A administração de AMLO tomou medidas decisivas para reforçar o poder relativo do setor público, particularmente na indústria de energia. A nova legislação busca revogar licenças para empresas privadas que cometem certas violações, alinhando-se com a visão do governo de soberania energética. Uma nova Lei da Indústria Elétrica, atualmente parada nos tribunais, reduziria a exigência existente de que a Comissão Federal de Eletricidade (CFE) estatal compre eletricidade de empresas privadas, favorecendo a eletricidade gerada pela CFE. Essas medidas visam restaurar a força do setor público, que foi diminuída durante o período neoliberal. No entanto, essas políticas levaram a um confronto acalorado com o capital verde e os ambientalistas, destacando as tensões entre a soberania energética e a luta contra as mudanças climáticas.

A política tributária também passou por reformas sob AMLO. Apesar de administrar as variáveis ​​macroeconômicas de forma conservadora, a administração se concentrou em aumentar a capacidade de arrecadação de impostos do estado, mesmo em meio aos desafios econômicos da pandemia. As taxas de arrecadação do México estão abaixo das médias da OCDE e da América Latina e Caribe, portanto, aumentar a arrecadação de impostos sem alterar a estrutura tributária atual visa efetivamente imitar uma reforma tributária progressiva. De acordo com números oficiais, o novo governo aumentou a arrecadação de impostos dos cidadãos mais ricos em mais de 200%. Além disso, esforços foram feitos para eliminar isenções fiscais obtidas por meio de lobby e manobras legais por grandes empresas. Conglomerados como Grupo Modelo, Elektra, Walmart e as empresas do bilionário Carlos Slim estão agora sob pressão para cumprir suas obrigações fiscais. O Financial Times descreveu Raquel Buenrostro, então secretária econômica, como uma “dama de ferro” estalando um “chicote nos impostos das multinacionais”.

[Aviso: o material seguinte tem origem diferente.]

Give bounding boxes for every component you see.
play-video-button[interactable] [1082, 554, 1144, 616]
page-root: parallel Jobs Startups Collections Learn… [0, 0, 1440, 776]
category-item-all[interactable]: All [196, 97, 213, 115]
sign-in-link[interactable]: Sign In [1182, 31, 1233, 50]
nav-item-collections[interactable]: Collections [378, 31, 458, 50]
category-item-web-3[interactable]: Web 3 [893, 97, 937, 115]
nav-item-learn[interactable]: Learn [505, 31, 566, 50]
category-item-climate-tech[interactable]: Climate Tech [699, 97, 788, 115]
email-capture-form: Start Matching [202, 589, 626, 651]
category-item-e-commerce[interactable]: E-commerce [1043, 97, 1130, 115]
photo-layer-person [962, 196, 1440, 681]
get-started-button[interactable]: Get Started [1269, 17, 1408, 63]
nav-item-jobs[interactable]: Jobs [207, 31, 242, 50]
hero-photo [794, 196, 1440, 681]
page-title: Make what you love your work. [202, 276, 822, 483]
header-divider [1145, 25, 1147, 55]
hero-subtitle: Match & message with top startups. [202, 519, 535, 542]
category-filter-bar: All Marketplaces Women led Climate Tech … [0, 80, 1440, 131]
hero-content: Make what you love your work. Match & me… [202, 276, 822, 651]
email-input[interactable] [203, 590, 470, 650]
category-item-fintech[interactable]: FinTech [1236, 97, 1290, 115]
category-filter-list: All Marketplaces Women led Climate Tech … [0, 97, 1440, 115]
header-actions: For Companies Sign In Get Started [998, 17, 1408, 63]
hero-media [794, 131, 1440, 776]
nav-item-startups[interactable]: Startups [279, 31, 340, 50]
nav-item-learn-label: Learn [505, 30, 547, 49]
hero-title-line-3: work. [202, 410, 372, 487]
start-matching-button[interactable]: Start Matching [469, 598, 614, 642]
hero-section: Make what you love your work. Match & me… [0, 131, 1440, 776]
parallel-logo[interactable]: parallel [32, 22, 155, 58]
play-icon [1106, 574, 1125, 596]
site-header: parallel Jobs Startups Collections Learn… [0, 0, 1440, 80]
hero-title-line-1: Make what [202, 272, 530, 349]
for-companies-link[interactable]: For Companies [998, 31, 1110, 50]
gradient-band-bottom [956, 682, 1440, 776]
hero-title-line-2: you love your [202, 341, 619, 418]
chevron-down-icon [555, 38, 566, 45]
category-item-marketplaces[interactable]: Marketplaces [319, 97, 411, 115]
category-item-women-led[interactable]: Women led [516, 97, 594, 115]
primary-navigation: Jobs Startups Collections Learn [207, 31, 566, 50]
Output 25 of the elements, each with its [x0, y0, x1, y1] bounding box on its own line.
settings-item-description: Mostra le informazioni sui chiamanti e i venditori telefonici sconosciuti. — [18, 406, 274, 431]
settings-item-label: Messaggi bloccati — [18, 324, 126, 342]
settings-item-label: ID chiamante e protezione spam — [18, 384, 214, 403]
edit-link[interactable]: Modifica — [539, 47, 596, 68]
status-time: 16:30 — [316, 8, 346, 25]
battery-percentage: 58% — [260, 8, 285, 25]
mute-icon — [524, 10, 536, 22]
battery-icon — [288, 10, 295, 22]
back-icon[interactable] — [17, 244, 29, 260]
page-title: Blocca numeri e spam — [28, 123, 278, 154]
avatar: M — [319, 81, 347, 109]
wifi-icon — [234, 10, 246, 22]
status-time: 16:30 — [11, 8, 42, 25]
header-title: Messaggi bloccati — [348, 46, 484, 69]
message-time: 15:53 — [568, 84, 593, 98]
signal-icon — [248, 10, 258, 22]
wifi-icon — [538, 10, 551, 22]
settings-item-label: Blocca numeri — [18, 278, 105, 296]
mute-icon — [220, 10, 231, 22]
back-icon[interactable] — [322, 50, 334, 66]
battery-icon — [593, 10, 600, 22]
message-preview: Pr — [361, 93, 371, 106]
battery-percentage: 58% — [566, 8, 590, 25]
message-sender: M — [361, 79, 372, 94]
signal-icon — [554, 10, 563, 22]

O retorno da política de classe

O avanço dos interesses da classe trabalhadora no México nos últimos seis anos é cada vez mais incontestável. Os números oficiais revelam que os salários reais aumentaram em aproximadamente 30%. A participação da mão de obra na renda aumentou em 8 pontos percentuais, marcando o aumento mais significativo após um período prolongado de estagnação. Os ganhos dos 10% mais pobres dos assalariados aumentaram em 98,8%. Além disso, o coeficiente de Gini sofreu um declínio, e a pobreza geral caiu em 5%, totalizando mais de cinco milhões de pessoas retiradas da pobreza — a maior redução em vinte e dois anos. As taxas de desemprego são agora as mais baixas da região, juntamente com uma ligeira diminuição no trabalho informal. Também houve um aumento de 109% no reparto de utilidades, os pagamentos de participação nos lucros aos quais todos os trabalhadores têm direito formalmente, mas que os empregadores podiam contornar anteriormente terceirizando suas contratações. A administração de AMLO alcançou a menor taxa de trabalhadores pobres, o aumento mais significativo na capacidade de gastos dos mais pobres e os maiores impostos coletados dos mais ricos em décadas — tudo em meio aos desafios impostos por uma pandemia mortal e inflação.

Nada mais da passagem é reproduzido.